Erschwerend komme laut Stadtverwaltung hinzu: »Der Markwasensee wird derzeit von einer Biberfamilie bewohnt. Der Biber ist gemäß Bundesnaturschutzgesetz streng geschützt. Dieser darf nicht gefährdet werden.« Mit anderen Worten: Einfach die Koi-Karpfen und Sonnenbarsche herausfischen, geht in Reutlingen nicht so einfach. Doch das Amt für Grünflächen und Umwelt arbeitet derzeit an einer Lösung und »... prüft aktuell die Möglichkeiten zur Entnahme von nicht heimischen Fischen aus dem Markwasensee, mittels Elektrobefischung.« Elektrofischen gilt laut dem Fachmagazin »Blinker« als besonders schonende Methode. Die Fische, die so eingefangen werden, tragen demnach keinerlei Schäden davon.

Die Behörden sind übrigens nicht nur in Reutlingen vom Aussetzen von Koi-Karpfen und anderer invasiver Arten ziemlich verärgert. In Österreich ist das Halten von Koi-Karpfen mittlerweile strengstens und per Gesetz reguliert.
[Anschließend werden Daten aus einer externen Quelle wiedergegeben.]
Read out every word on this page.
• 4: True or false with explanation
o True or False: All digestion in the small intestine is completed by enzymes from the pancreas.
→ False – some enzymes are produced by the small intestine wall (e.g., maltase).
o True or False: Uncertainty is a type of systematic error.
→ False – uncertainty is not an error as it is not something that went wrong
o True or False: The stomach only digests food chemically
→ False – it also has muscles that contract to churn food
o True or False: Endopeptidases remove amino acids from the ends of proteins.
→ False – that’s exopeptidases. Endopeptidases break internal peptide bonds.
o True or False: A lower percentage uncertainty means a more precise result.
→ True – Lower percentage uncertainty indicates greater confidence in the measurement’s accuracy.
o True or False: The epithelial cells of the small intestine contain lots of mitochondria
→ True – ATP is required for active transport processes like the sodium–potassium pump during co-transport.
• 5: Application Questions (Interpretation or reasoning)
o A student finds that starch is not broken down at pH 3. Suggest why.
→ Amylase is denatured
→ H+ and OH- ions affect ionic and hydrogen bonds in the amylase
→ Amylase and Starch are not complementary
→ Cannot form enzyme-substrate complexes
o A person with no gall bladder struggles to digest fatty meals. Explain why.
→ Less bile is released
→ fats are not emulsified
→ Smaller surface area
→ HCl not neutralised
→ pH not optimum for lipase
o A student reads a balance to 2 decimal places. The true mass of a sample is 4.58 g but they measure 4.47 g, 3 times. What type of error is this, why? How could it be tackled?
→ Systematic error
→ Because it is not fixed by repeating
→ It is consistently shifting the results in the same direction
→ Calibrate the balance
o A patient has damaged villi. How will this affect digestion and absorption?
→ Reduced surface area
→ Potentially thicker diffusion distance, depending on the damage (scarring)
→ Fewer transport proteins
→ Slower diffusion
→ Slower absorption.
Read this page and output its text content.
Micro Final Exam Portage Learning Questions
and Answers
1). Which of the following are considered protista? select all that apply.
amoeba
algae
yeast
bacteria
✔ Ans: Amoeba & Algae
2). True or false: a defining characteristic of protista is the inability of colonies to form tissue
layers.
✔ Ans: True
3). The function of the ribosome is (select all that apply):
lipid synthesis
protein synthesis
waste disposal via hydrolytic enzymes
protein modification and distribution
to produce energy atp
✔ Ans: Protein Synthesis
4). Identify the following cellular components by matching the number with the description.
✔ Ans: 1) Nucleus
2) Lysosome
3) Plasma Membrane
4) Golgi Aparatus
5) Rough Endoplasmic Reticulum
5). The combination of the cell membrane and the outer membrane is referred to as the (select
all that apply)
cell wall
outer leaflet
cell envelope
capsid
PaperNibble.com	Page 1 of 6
Aus dem Rathaus heißt es mit Blick auf die Fische im Markwasensee: »Dieses Beispiel zeigt deutlich, welchen Schaden, sowohl ökologisch als auch ökonomisch, das kurzsichtige Aussetzen von Zierfischen bewirken kann.« (GEA)

Wie geht Elektrofischen?

Beim Elektrofischen wird im Wasser ein elektrisches Feld erzeugt, das alle Fische, die sich darin befinden, so stark betäubt, dass sie sich zwar nicht mehr bewegen können, aber von einem Magneten zu einem bestimmten Punkt angezogen werden. Dort lassen sie sich dann ganz leicht, beispielsweise mit dem Kescher, einsammeln. Sobald der Strom abgeschaltet wird, dauert es nur wenige Sekunden, bis sich die Fische erholt haben und wieder ganz normal schwimmen können.